Une école d’ingénieurs restera toujours une école d’ingénieurs… En revanche, cela va changer l’éclairage de la formation. Ces notions d’impact sur l’environnement et la société, ainsi que les aspects sociaux, sont désormais prises en compte tout au long de la formation. Les professeurs, associés à nos efforts, vont ainsi introduire ces valeurs dans l’ensemble des projets sur lesquels vont travailler les étudiants. Est-ce que la démarche choisie est économe en énergie ? Comment s’assurer qu’on ne crée pas un épuisement supplémentaire des ressources ? Ces notions vont se retrouver tout au long de la pédagogie. Faire que toutes les composantes des écoles soient parties prenantes de ces missions impacte de fait l’impulsion donnée aux étudiants. C’est un engagement collectif qu’on va transfuser à l’ensemble de ceux qui font les écoles et les étudiants, qui seront associés à ces missions.
L’environnement se modifie : les activités économiques, profondément liées à ce qui les entourent, doivent modifier leurs fondamentaux.
Cette évolution est-elle liée à un changement du métier d’ingénieur ?
Elle est avant tout liée à un changement de civilisation. Il y a eu une prise de conscience généralisée du fait que l’environnement était important, ne serait-ce que pour la poursuite d’un développement économique. Si l’on veut ménager nos ressources, il faut atténuer les conséquences néfastes des activités humaines, s’en préoccuper et faire en sorte de transformer le négatif en positif. D’autre part, les sociétés se complexifient, avec un accès à la culture, au savoir et à l’éducation qui s’est beaucoup développé. Il y a aujourd’hui une exigence d’éthique et d’équilibre social qui n’existait pas 50 ans en arrière. L’environnement se modifie : les activités économiques, profondément liées à ce qui les entourent, doivent modifier leurs fondamentaux.
Au fond, cette évolution statutaire n’est que la continuation d’une dynamique déjà à l’œuvre depuis des années au sein des écoles ?
Oui, bien sûr. Le Groupe a grandi, chaque entité également. Nos écoles d’ingénieurs, et d’autres établissements comme l’ISG ou l’ISEG, ont acquis une taille qui leur permet d’avoir une autonomie d’action, d’objectifs et d’identité. C’est ce que nous essayons de développer.

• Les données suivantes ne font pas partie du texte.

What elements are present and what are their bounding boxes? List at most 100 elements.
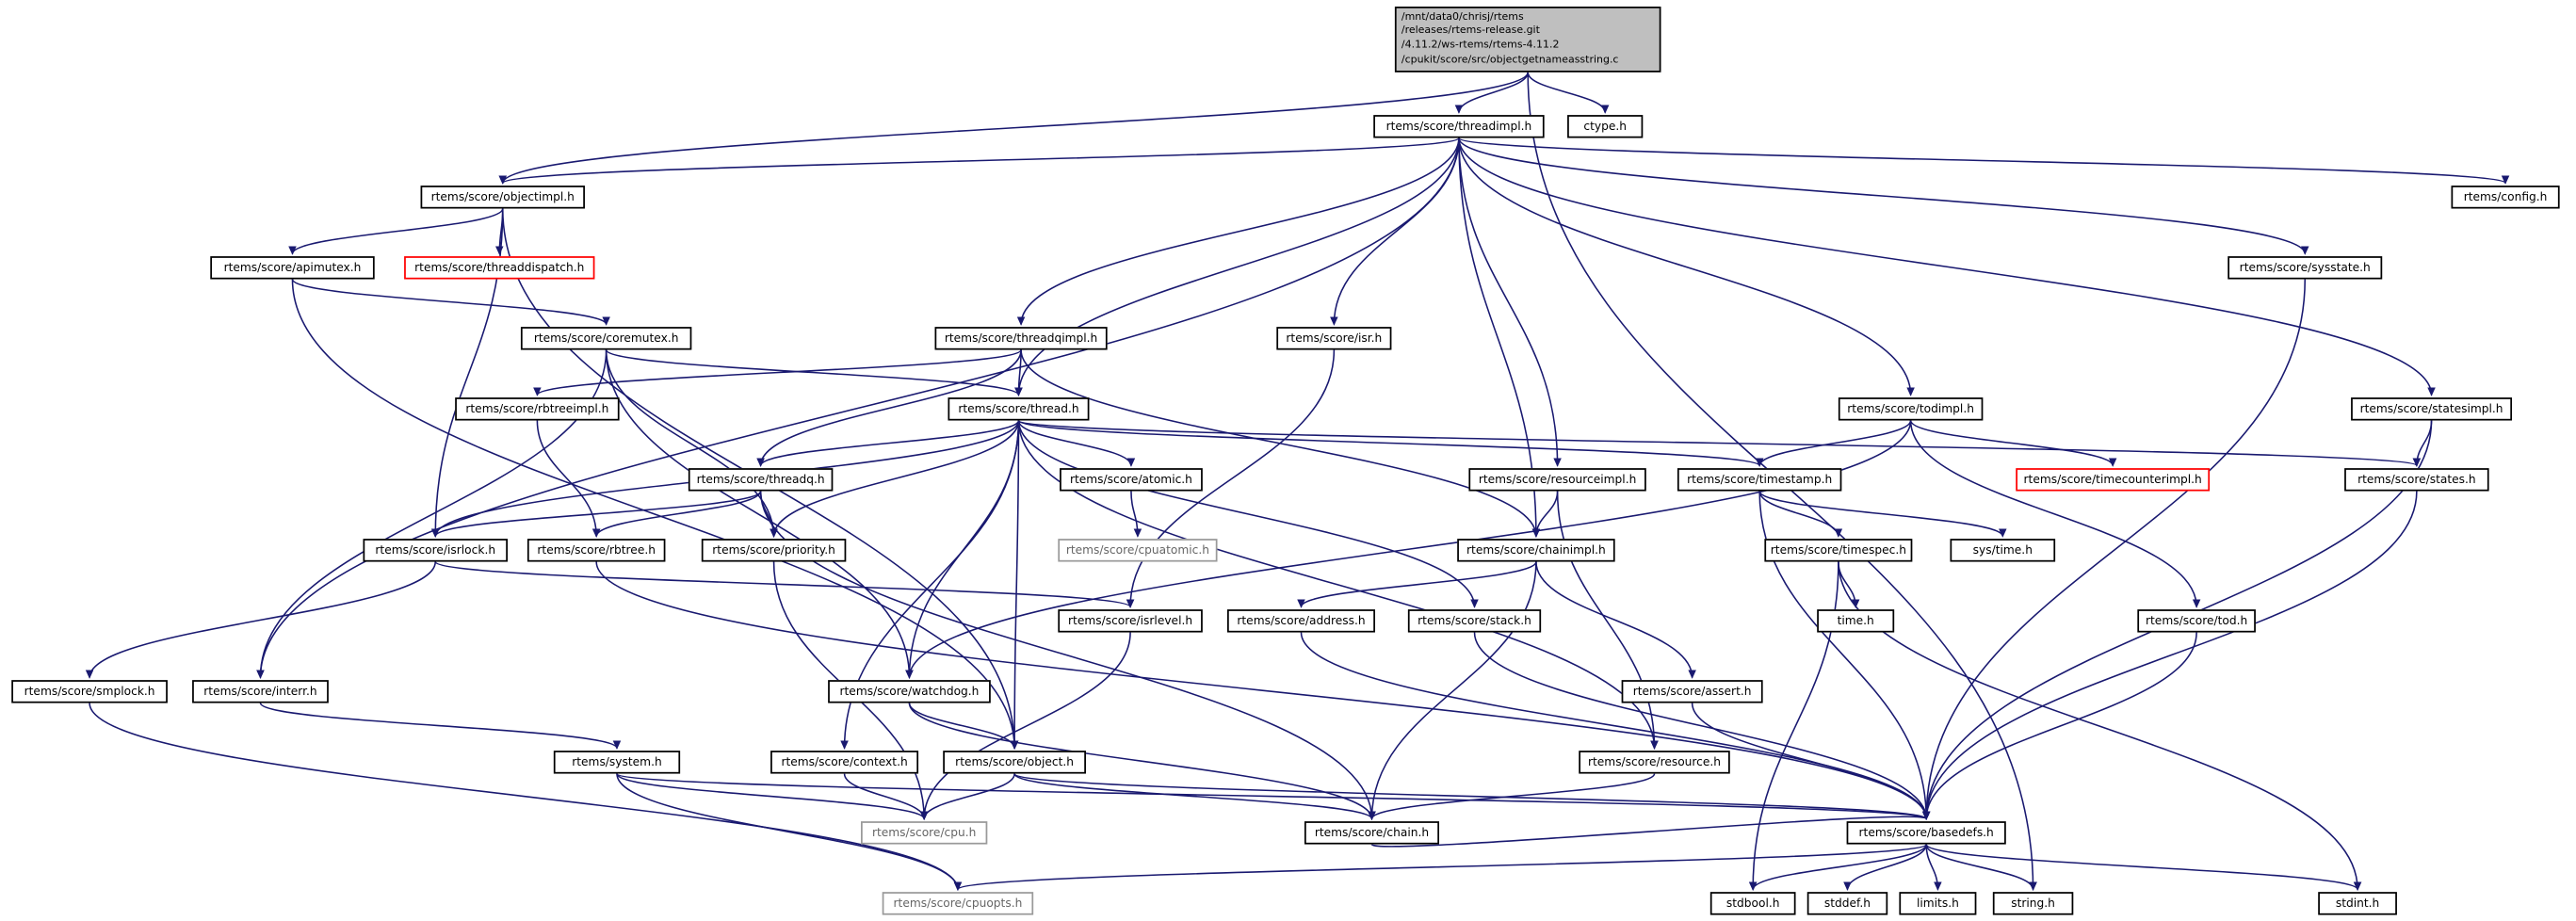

Est-ce que ce nouveau modèle est amené à concerner d’autres écoles du Groupe ?
Nous sommes pionniers sur le sujet en faisant partie des premières écoles d’ingénieurs en France à prendre ce statut de sociétés à mission. Cela illustre notre volonté d’associer l’intérêt général à la démarche de l’école. C’est quelque chose d’important et nous apprendrons certainement beaucoup de cette nouvelle façon de faire. À la lumière des progrès que nous allons pouvoir réaliser avec cette nouvelle organisation, nous déciderons des évolutions des autres écoles dans ce sens, lorsque les conditions seront réunies. Et nous aurons certainement d’autres initiatives dans le même sens.